The Chiefs of the Innu, Malecite and Mi’gmaq communities whose reserves are in Québec – most of them on the St. Lawrence River, the Gulf of St. Lawrence or the Baie des Chaleurs – signed a memorandum of understanding on October 23, 2013 to protect to protect the gulf from the risks posed by oil and gas exploration.
The Canada-Newfoundland and Labrador Offshore Petroleum Board (CNLOPB) says it has concluded that “petroleum exploration activities generally can be undertaken” in the eastern part of the Gulf of St. Lawrence, which is under its jurisdiction.
The CNLOPB based its conclusion on environmental information and analysis provided by AMEC, one of the largest oil and gas engineering firms in the world, which boasts that it has worked on almost every mineable tar sands lease in Canada since the industry began in the 1950s.
An oil spill is “an unlikely, although unfortunately possible, occurrence,” according to AMEC and the CNLOPB. However, a catastrophe on the scale of the Deepwater Horizon in the Gulf of Mexico “must now be viewed as plausible according to the strategic environmental assessment of oil and gas development in the western part of the Gulf of St. Lawrence published by the Québec government in September 2013.
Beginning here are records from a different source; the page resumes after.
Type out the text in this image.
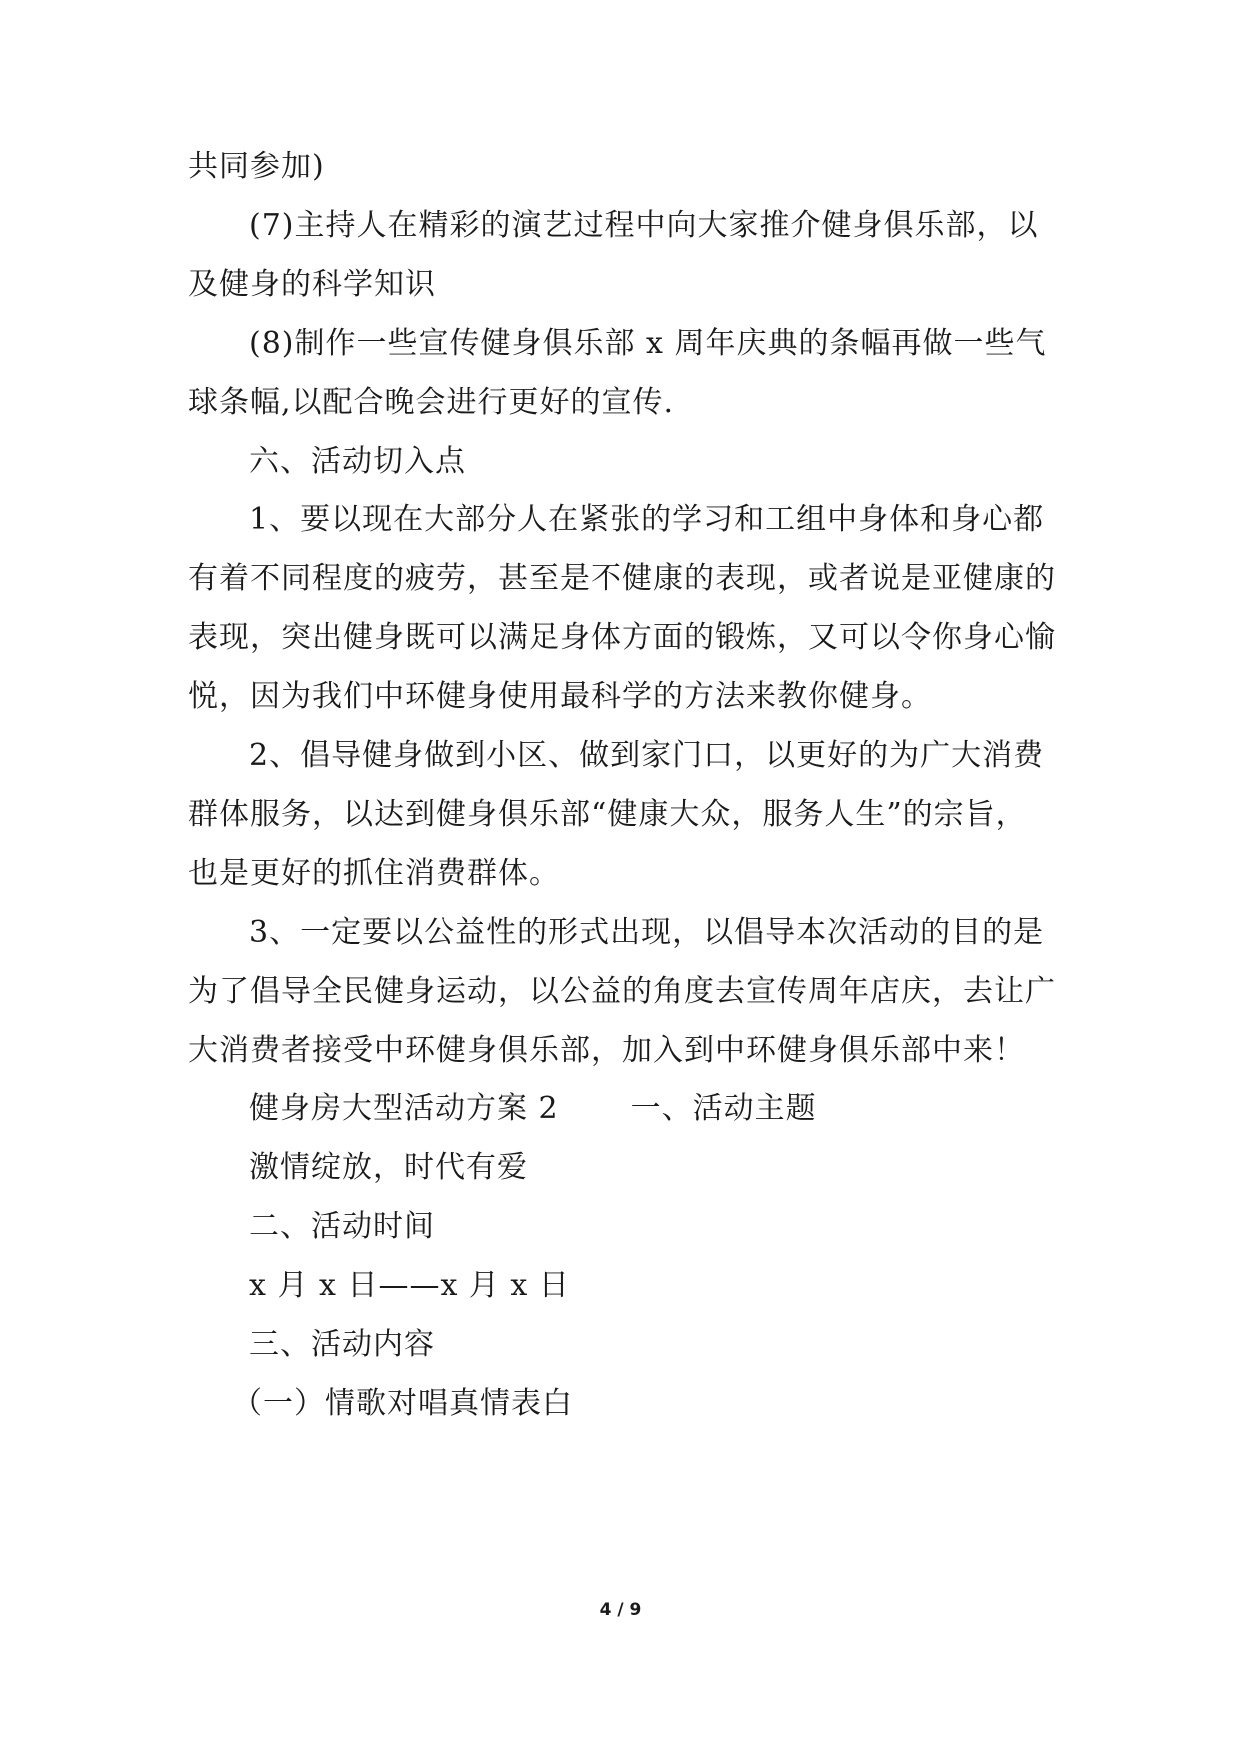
共同参加)
(7)主持人在精彩的演艺过程中向大家推介健身俱乐部，以
及健身的科学知识
(8)制作一些宣传健身俱乐部 x 周年庆典的条幅再做一些气
球条幅,以配合晚会进行更好的宣传.
六、活动切入点
1、要以现在大部分人在紧张的学习和工组中身体和身心都
有着不同程度的疲劳，甚至是不健康的表现，或者说是亚健康的
表现，突出健身既可以满足身体方面的锻炼，又可以令你身心愉
悦，因为我们中环健身使用最科学的方法来教你健身。
2、倡导健身做到小区、做到家门口，以更好的为广大消费
群体服务，以达到健身俱乐部“健康大众，服务人生”的宗旨，
也是更好的抓住消费群体。
3、一定要以公益性的形式出现，以倡导本次活动的目的是
为了倡导全民健身运动，以公益的角度去宣传周年店庆，去让广
大消费者接受中环健身俱乐部，加入到中环健身俱乐部中来！
健身房大型活动方案 2 一、活动主题
激情绽放，时代有爱
二、活动时间
x 月 x 日——x 月 x 日
三、活动内容
（一）情歌对唱真情表白
4 / 9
The subsea resources of the Gulf of St. Lawrence are under the federal government’s jurisdiction but Canada has delegated management to federal-provincial bodies, based on arbitrary boundaries agreed on between the les provinces.
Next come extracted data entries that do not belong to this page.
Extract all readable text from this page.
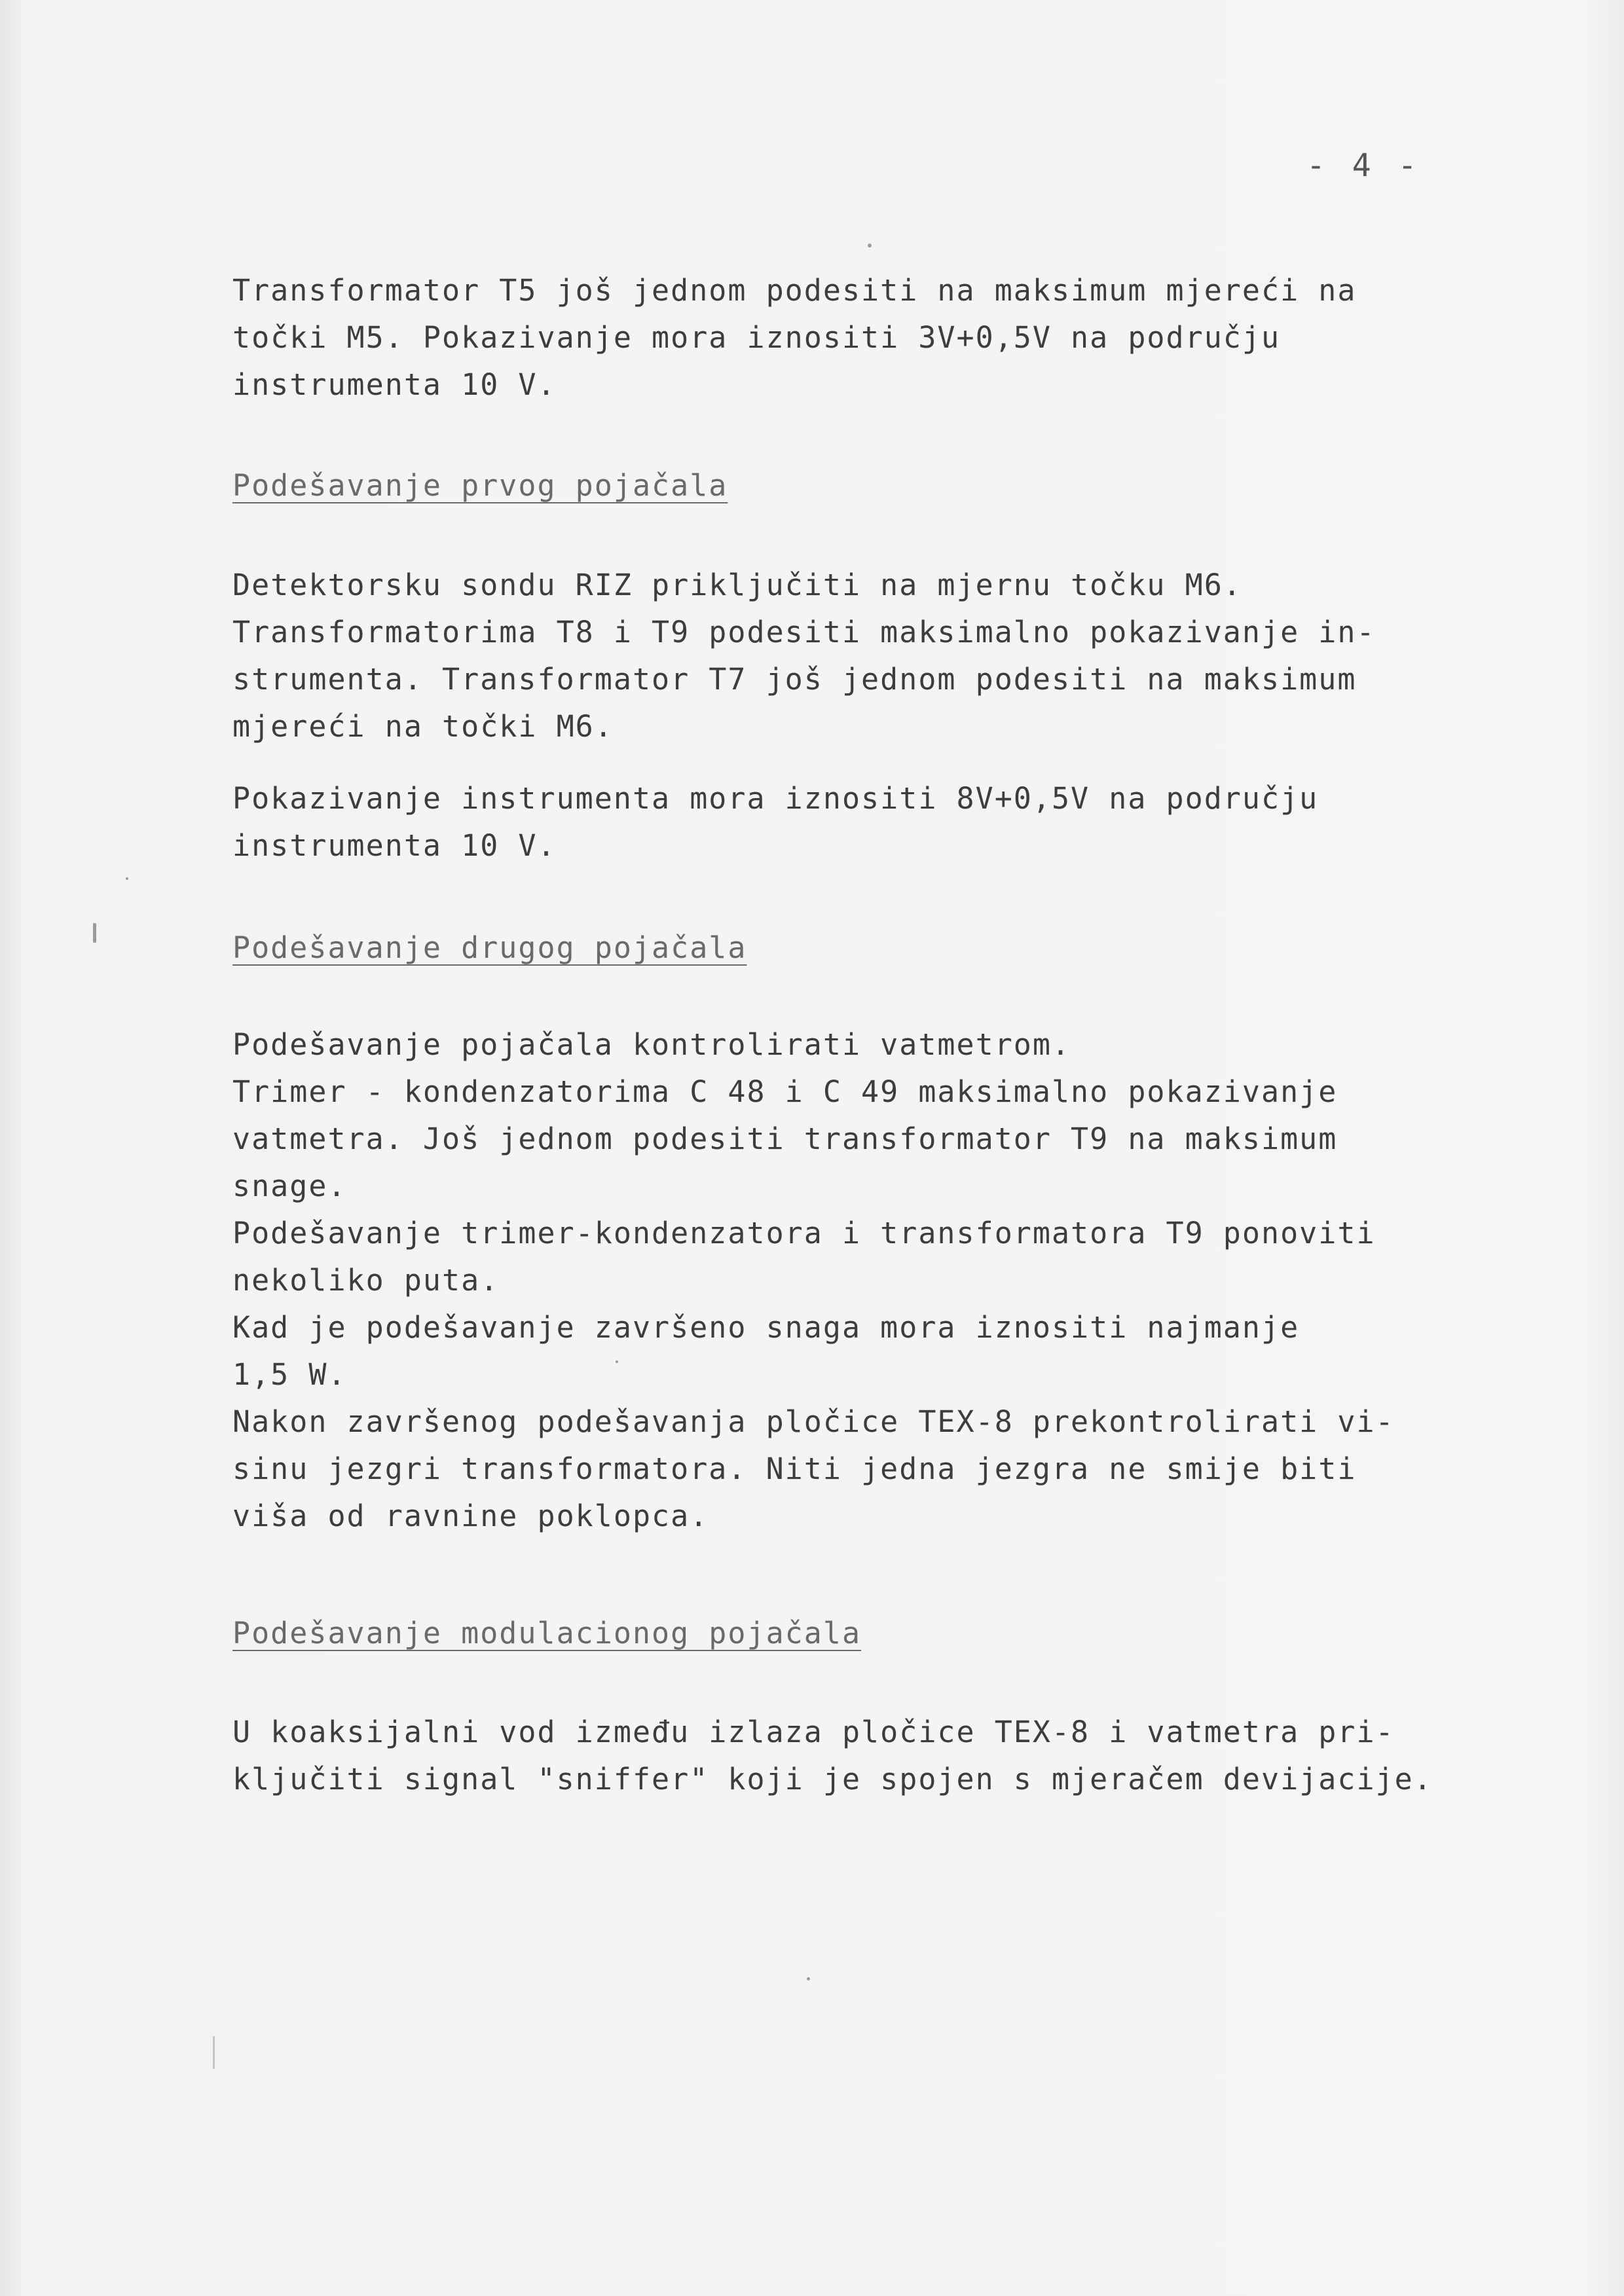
- 4 -
Transformator T5 još jednom podesiti na maksimum mjereći na
točki M5. Pokazivanje mora iznositi 3V+0,5V na području
instrumenta 10 V.
Podešavanje prvog pojačala
Detektorsku sondu RIZ priključiti na mjernu točku M6.
Transformatorima T8 i T9 podesiti maksimalno pokazivanje in-
strumenta. Transformator T7 još jednom podesiti na maksimum
mjereći na točki M6.
Pokazivanje instrumenta mora iznositi 8V+0,5V na području
instrumenta 10 V.
Podešavanje drugog pojačala
Podešavanje pojačala kontrolirati vatmetrom.
Trimer - kondenzatorima C 48 i C 49 maksimalno pokazivanje
vatmetra. Još jednom podesiti transformator T9 na maksimum
snage.
Podešavanje trimer-kondenzatora i transformatora T9 ponoviti
nekoliko puta.
Kad je podešavanje završeno snaga mora iznositi najmanje
1,5 W.
Nakon završenog podešavanja pločice TEX-8 prekontrolirati vi-
sinu jezgri transformatora. Niti jedna jezgra ne smije biti
viša od ravnine poklopca.
Podešavanje modulacionog pojačala
U koaksijalni vod između izlaza pločice TEX-8 i vatmetra pri-
ključiti signal "sniffer" koji je spojen s mjeračem devijacije.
As a result, the CNLPOB rules on exploration in waters a few dozen kilometers from the Lower North Shore or the Magdeleine Islands in Québec: an environmental assessment of the exploration drilling program proposed for the Old Harry prospect is currently in progress.
According to Chief Jean-Charles Piétacho of the Council of the Innu of Ekuanitshit (Mingan): “Three days before the report was published, we received a letter from the CNLOPB’s Chair to say that they did not need consult the Innu or the Mi’gmaq on the report’s conclusions because nothing was being decided, but they have reached a decision in favour of exploration.”
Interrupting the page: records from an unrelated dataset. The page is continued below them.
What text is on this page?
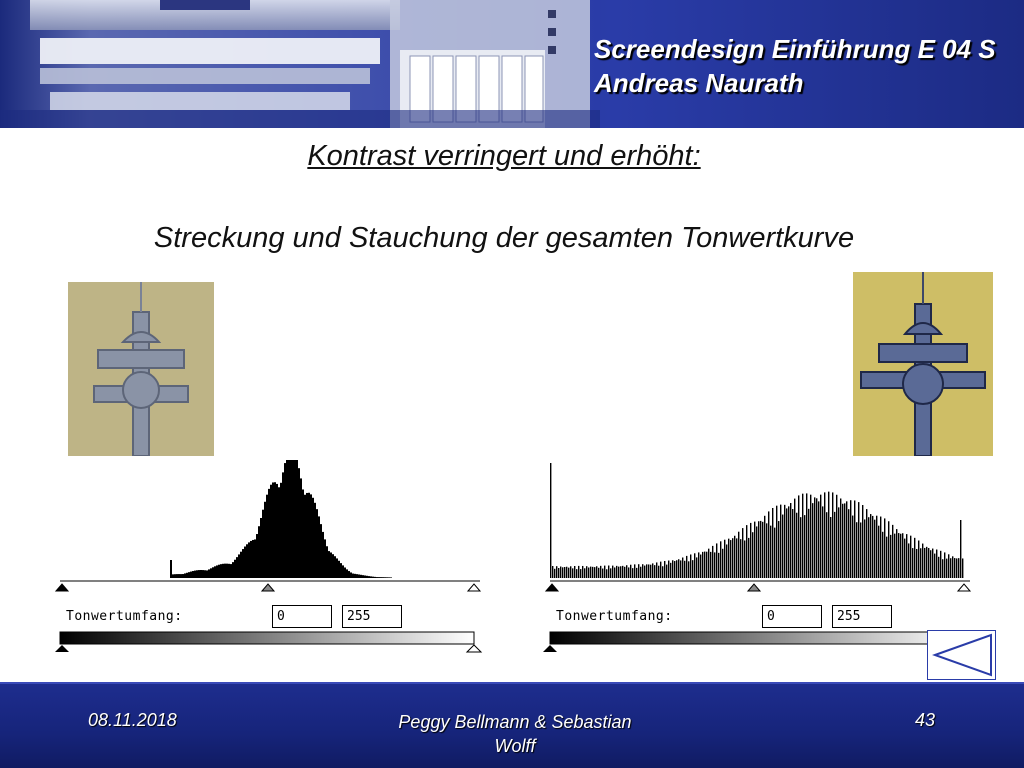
Screendesign Einführung E 04 S
Andreas Naurath
Kontrast verringert und erhöht:
Streckung und Stauchung der gesamten Tonwertkurve
Tonwertumfang:	0	255	Tonwertumfang:	0	255
08.11.2018	Peggy Bellmann & Sebastian Wolff
43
The Supreme Court of Canada has ruled that before “decisions made during strategic planning,” the Crown must consult and accommodate Aboriginal peoples if a project has an effect on their rights.
The salmon fished by the Innu on the North Shore, by the Malecites, and by the Mi’gmaq in the Gaspé swim through the Gulf of St. Lawrence: out of the 114 salmon rivers in Québec, the salmon in 111 of those rivers use the gulf as a migration route before spawning in fresh water.
The Innu-Malecite-Mi’gmaq Alliance has pointed out that the Gulf of St. Lawrence is a single ecosystem and is calling for a moratorium on oil exploration and development in the whole of the gulf until an integrated assessment takes place.
Québec has imposed a moratorium on oil and gas development, but only in the St. Lawrence River estuary and in the part of the Gulf of St. Lawrence west of Anticosti Island. Elsewhere in Canada, a moratorium prevents offshore exploration and drilling activities off the Georges Bank in the Atlantic and in the Pacific Ocean waters off British Columbia.